Dr. Melissa Flynn stands (a few) inches under five feet and has not changed her hairstyle since…ever. Despite her lack of height, Melissa was a star on both her high school and college track teams. The diminutive, but determined surgeon from western Pennsylvania married a Jersey guy she met at Penn State and built a successful plastic surgery practice with him. They have two athletic children and a gorgeous home in tony Short Hills. After eighteen years, however, it seems that the beauty of their marriage may only be skin-deep.
Mary Rose Flaherty capably plans and executes multiple projects in an upscale building in midtown Manhattan on a weekly basis, but both her house and her social life are unfinished projects with no end in sight. Originally from Michigan, Mary Rose met her future husband in an international business class at University of Illinois. Their son, Matt, was born 18 months later. As with Melissa, it is now eighteen years later and her ex-husband, Tom, has left not only the marriage, but the business world, too. While he tries to find his Zen, Mary Rose finds herself living in a half-fixed-up fixer-upper, with little time to breathe, never mind time to date.

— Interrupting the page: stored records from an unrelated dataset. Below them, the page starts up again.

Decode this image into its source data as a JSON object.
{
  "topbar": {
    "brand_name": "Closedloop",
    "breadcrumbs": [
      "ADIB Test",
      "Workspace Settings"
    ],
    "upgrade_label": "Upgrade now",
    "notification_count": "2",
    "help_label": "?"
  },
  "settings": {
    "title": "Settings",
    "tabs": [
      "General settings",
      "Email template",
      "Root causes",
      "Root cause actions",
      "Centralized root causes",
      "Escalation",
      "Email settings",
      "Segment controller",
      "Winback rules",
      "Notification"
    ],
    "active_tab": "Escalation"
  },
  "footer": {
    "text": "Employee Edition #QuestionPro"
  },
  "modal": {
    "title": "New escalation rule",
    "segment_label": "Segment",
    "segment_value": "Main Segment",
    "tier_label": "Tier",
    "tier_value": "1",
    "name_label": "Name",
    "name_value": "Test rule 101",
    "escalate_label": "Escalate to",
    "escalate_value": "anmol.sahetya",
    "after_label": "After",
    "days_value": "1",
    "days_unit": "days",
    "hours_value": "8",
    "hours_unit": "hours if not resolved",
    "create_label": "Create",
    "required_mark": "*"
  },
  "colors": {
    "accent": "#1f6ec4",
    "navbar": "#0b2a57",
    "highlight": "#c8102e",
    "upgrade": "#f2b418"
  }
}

Wendy Romeo is the weekend sports anchor at a network affiliate in Birmingham, Alabama. When her agent promised that covering big-time college football was the ticket to a national TV sports job, he neglected to mention that no one besides the (female) news director actually wanted her there. A single mom, she has now moved her daughter to three states in five years and suffers waves of guilt each time her little girl steps into a new school. For Wendy, every day is like a stress triathlon—hurdling the obstacles of raising a child with no family around, working as a lone female in a male-dominated market, and trying to maintain a personal life. Presently, she holds a losing record.

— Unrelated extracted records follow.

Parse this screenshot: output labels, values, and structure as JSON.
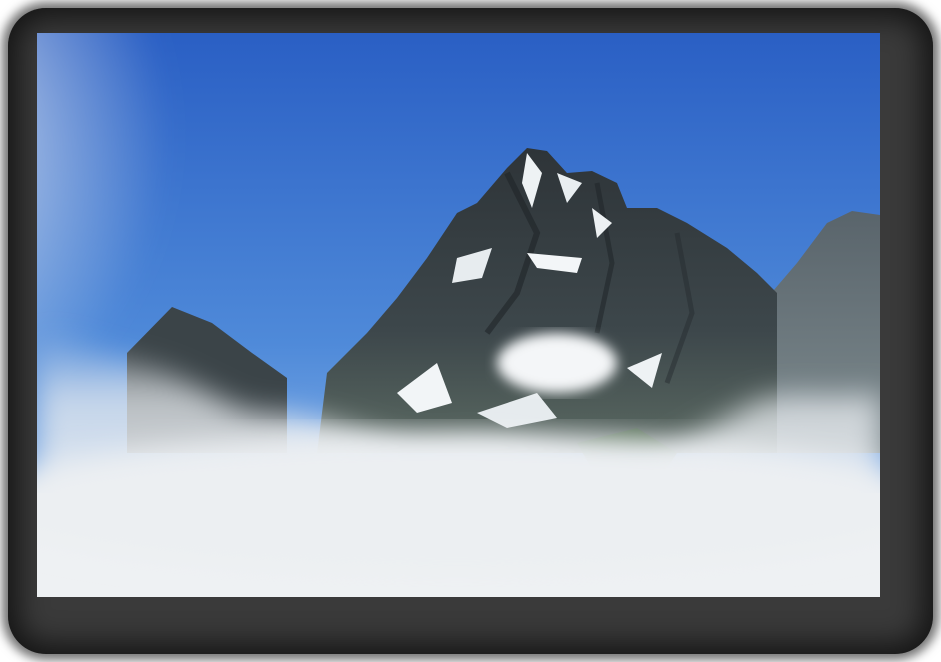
{
  "photo": {
    "subject_icon": "mountain-peak-icon",
    "colors": {
      "sky_top": "#2a5fc4",
      "sky_bottom": "#6ea6e6",
      "rock_dark": "#2b3136",
      "rock_mid": "#4a5559",
      "snow": "#f2f5f7",
      "cloud": "#e9edf0",
      "frame": "#3a3a3a"
    }
  }
}
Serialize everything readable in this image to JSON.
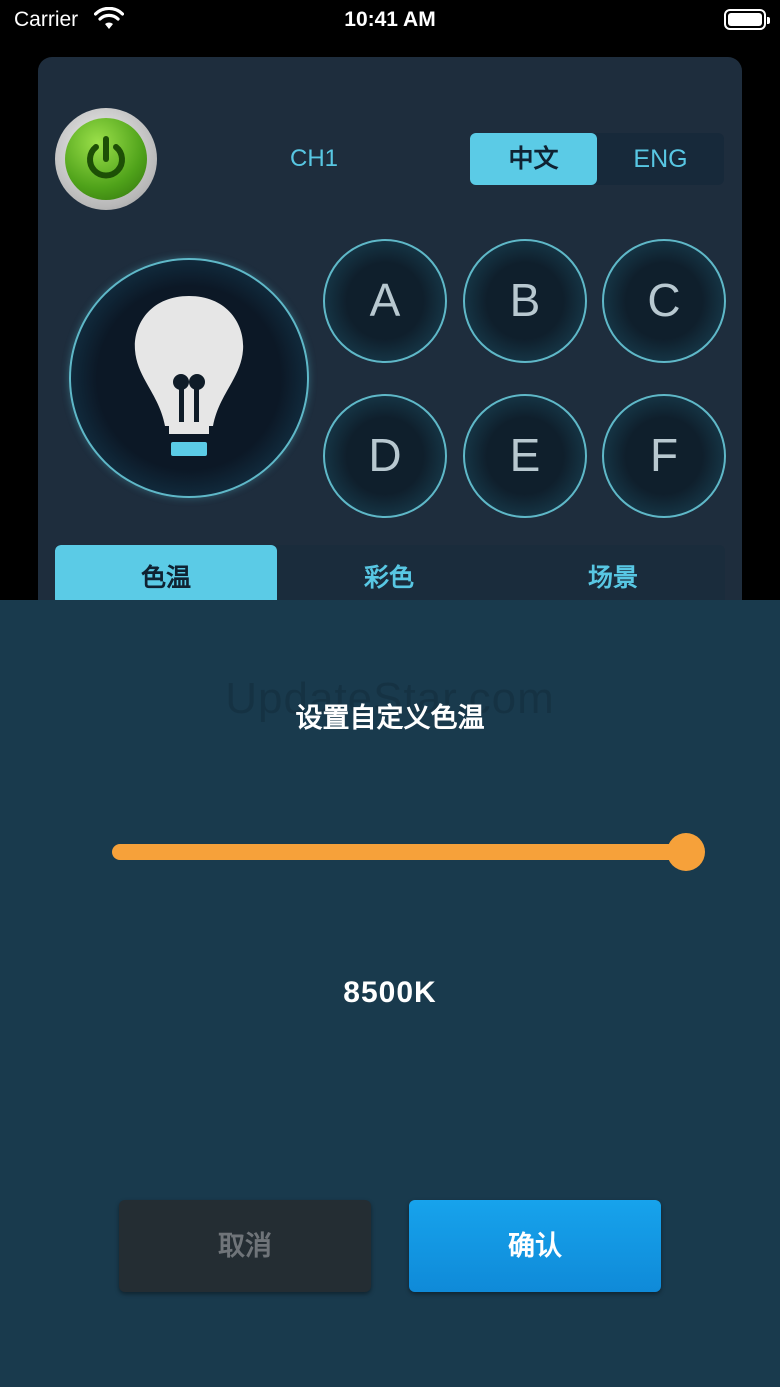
{
  "status_bar": {
    "carrier": "Carrier",
    "time": "10:41 AM"
  },
  "header": {
    "channel": "CH1",
    "lang_zh": "中文",
    "lang_en": "ENG",
    "active_lang": "中文"
  },
  "scene_buttons": [
    "A",
    "B",
    "C",
    "D",
    "E",
    "F"
  ],
  "mode_tabs": {
    "items": [
      "色温",
      "彩色",
      "场景"
    ],
    "active": "色温"
  },
  "sheet": {
    "watermark": "UpdateStar.com",
    "title": "设置自定义色温",
    "slider": {
      "value": 1.0
    },
    "value_text": "8500K",
    "cancel_label": "取消",
    "confirm_label": "确认"
  },
  "colors": {
    "accent": "#5bcbe6",
    "slider": "#f6a13a",
    "confirm": "#0f8ad8",
    "power": "#4fa21a"
  },
  "icons": [
    "wifi-icon",
    "battery-icon",
    "power-icon",
    "bulb-icon"
  ]
}
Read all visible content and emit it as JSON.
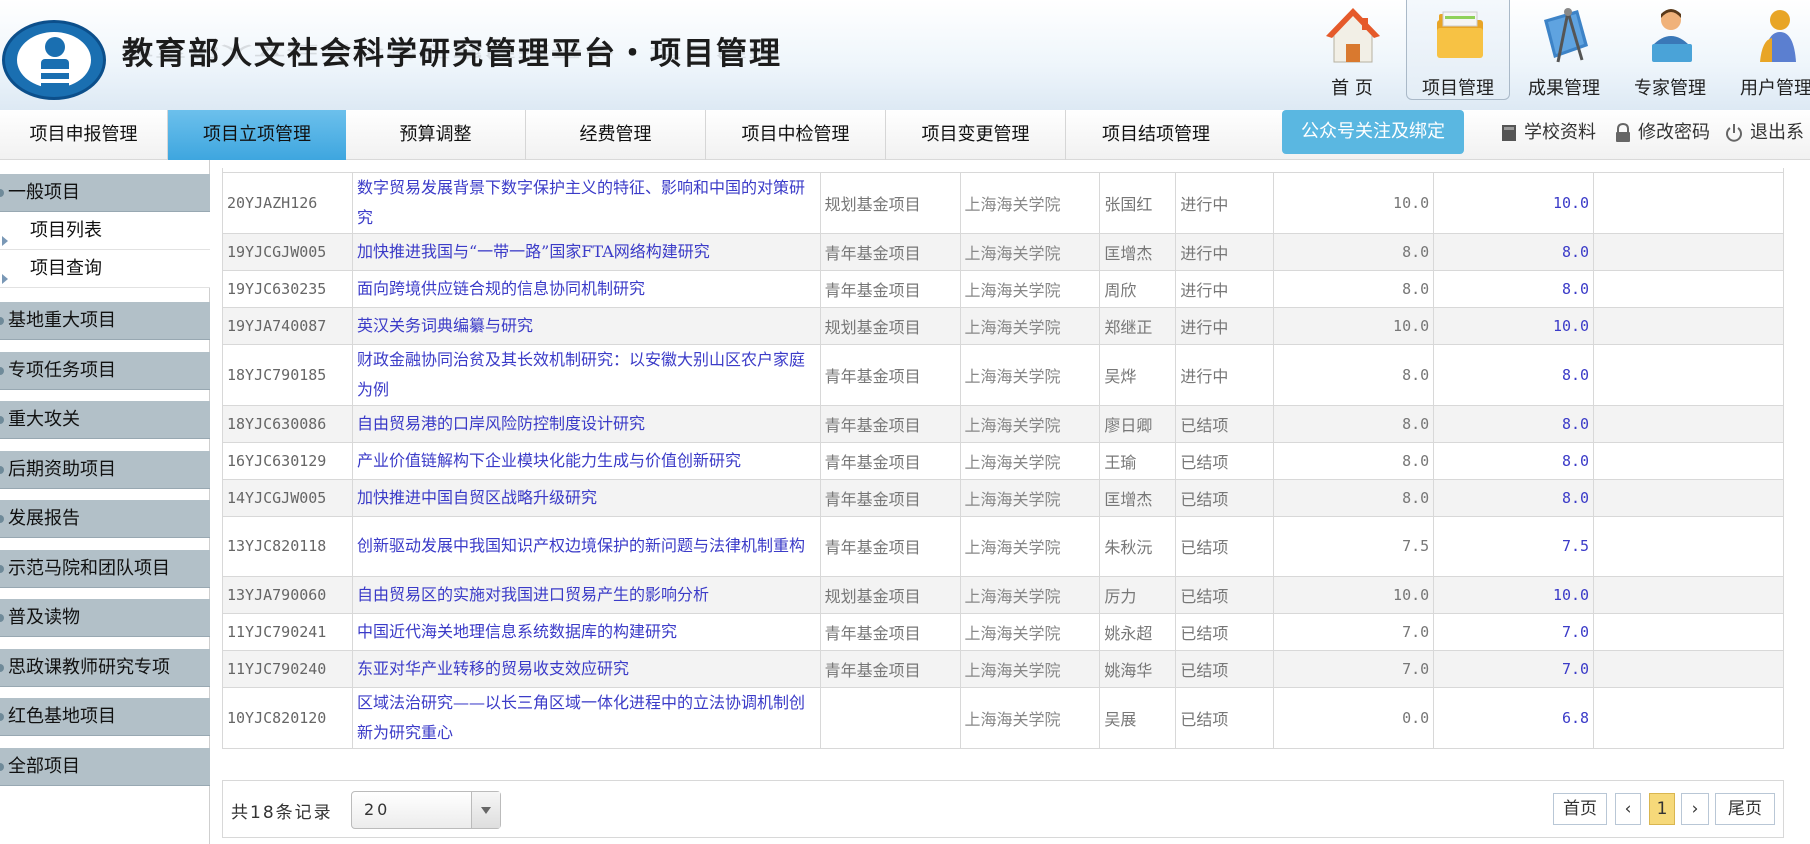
{
  "header": {
    "title": "教育部人文社会科学研究管理平台・项目管理",
    "top_nav": [
      {
        "label": "首 页",
        "icon": "home-icon"
      },
      {
        "label": "项目管理",
        "icon": "folder-icon"
      },
      {
        "label": "成果管理",
        "icon": "compass-icon"
      },
      {
        "label": "专家管理",
        "icon": "expert-icon"
      },
      {
        "label": "用户管理",
        "icon": "user-icon"
      }
    ]
  },
  "menu": {
    "items": [
      "项目申报管理",
      "项目立项管理",
      "预算调整",
      "经费管理",
      "项目中检管理",
      "项目变更管理",
      "项目结项管理"
    ],
    "active": "项目立项管理",
    "wechat": "公众号关注及绑定",
    "school_info": "学校资料",
    "change_password": "修改密码",
    "logout": "退出系"
  },
  "sidebar": {
    "general": "一般项目",
    "sub_list": "项目列表",
    "sub_query": "项目查询",
    "groups": [
      "基地重大项目",
      "专项任务项目",
      "重大攻关",
      "后期资助项目",
      "发展报告",
      "示范马院和团队项目",
      "普及读物",
      "思政课教师研究专项",
      "红色基地项目",
      "全部项目"
    ]
  },
  "table": {
    "rows": [
      {
        "code": "20YJAZH126",
        "title": "数字贸易发展背景下数字保护主义的特征、影响和中国的对策研究",
        "type": "规划基金项目",
        "school": "上海海关学院",
        "person": "张国红",
        "status": "进行中",
        "amount1": "10.0",
        "amount2": "10.0"
      },
      {
        "code": "19YJCGJW005",
        "title": "加快推进我国与“一带一路”国家FTA网络构建研究",
        "type": "青年基金项目",
        "school": "上海海关学院",
        "person": "匡增杰",
        "status": "进行中",
        "amount1": "8.0",
        "amount2": "8.0"
      },
      {
        "code": "19YJC630235",
        "title": "面向跨境供应链合规的信息协同机制研究",
        "type": "青年基金项目",
        "school": "上海海关学院",
        "person": "周欣",
        "status": "进行中",
        "amount1": "8.0",
        "amount2": "8.0"
      },
      {
        "code": "19YJA740087",
        "title": "英汉关务词典编纂与研究",
        "type": "规划基金项目",
        "school": "上海海关学院",
        "person": "郑继正",
        "status": "进行中",
        "amount1": "10.0",
        "amount2": "10.0"
      },
      {
        "code": "18YJC790185",
        "title": "财政金融协同治贫及其长效机制研究：以安徽大别山区农户家庭为例",
        "type": "青年基金项目",
        "school": "上海海关学院",
        "person": "吴烨",
        "status": "进行中",
        "amount1": "8.0",
        "amount2": "8.0"
      },
      {
        "code": "18YJC630086",
        "title": "自由贸易港的口岸风险防控制度设计研究",
        "type": "青年基金项目",
        "school": "上海海关学院",
        "person": "廖日卿",
        "status": "已结项",
        "amount1": "8.0",
        "amount2": "8.0"
      },
      {
        "code": "16YJC630129",
        "title": "产业价值链解构下企业模块化能力生成与价值创新研究",
        "type": "青年基金项目",
        "school": "上海海关学院",
        "person": "王瑜",
        "status": "已结项",
        "amount1": "8.0",
        "amount2": "8.0"
      },
      {
        "code": "14YJCGJW005",
        "title": "加快推进中国自贸区战略升级研究",
        "type": "青年基金项目",
        "school": "上海海关学院",
        "person": "匡增杰",
        "status": "已结项",
        "amount1": "8.0",
        "amount2": "8.0"
      },
      {
        "code": "13YJC820118",
        "title": "创新驱动发展中我国知识产权边境保护的新问题与法律机制重构",
        "type": "青年基金项目",
        "school": "上海海关学院",
        "person": "朱秋沅",
        "status": "已结项",
        "amount1": "7.5",
        "amount2": "7.5"
      },
      {
        "code": "13YJA790060",
        "title": "自由贸易区的实施对我国进口贸易产生的影响分析",
        "type": "规划基金项目",
        "school": "上海海关学院",
        "person": "厉力",
        "status": "已结项",
        "amount1": "10.0",
        "amount2": "10.0"
      },
      {
        "code": "11YJC790241",
        "title": "中国近代海关地理信息系统数据库的构建研究",
        "type": "青年基金项目",
        "school": "上海海关学院",
        "person": "姚永超",
        "status": "已结项",
        "amount1": "7.0",
        "amount2": "7.0"
      },
      {
        "code": "11YJC790240",
        "title": "东亚对华产业转移的贸易收支效应研究",
        "type": "青年基金项目",
        "school": "上海海关学院",
        "person": "姚海华",
        "status": "已结项",
        "amount1": "7.0",
        "amount2": "7.0"
      },
      {
        "code": "10YJC820120",
        "title": "区域法治研究——以长三角区域一体化进程中的立法协调机制创新为研究重心",
        "type": "",
        "school": "上海海关学院",
        "person": "吴展",
        "status": "已结项",
        "amount1": "0.0",
        "amount2": "6.8"
      }
    ]
  },
  "pager": {
    "total": "共18条记录",
    "page_size": "20",
    "first": "首页",
    "prev": "‹",
    "current": "1",
    "next": "›",
    "last": "尾页"
  }
}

When we first meet the women, two are single moms and the third fears she may soon join them. Working in three completely different occupations in three different states no less, it’s a carpool line where their lives collide, for better or for worse.
Forced together by their fifth graders, can three women with such disparate backgrounds and situations work together or will resentments, misunderstandings, and secrets get in their way?
Kids…jobs…men. Sometimes life can be one or maybe you just need the friendship of…a real mother.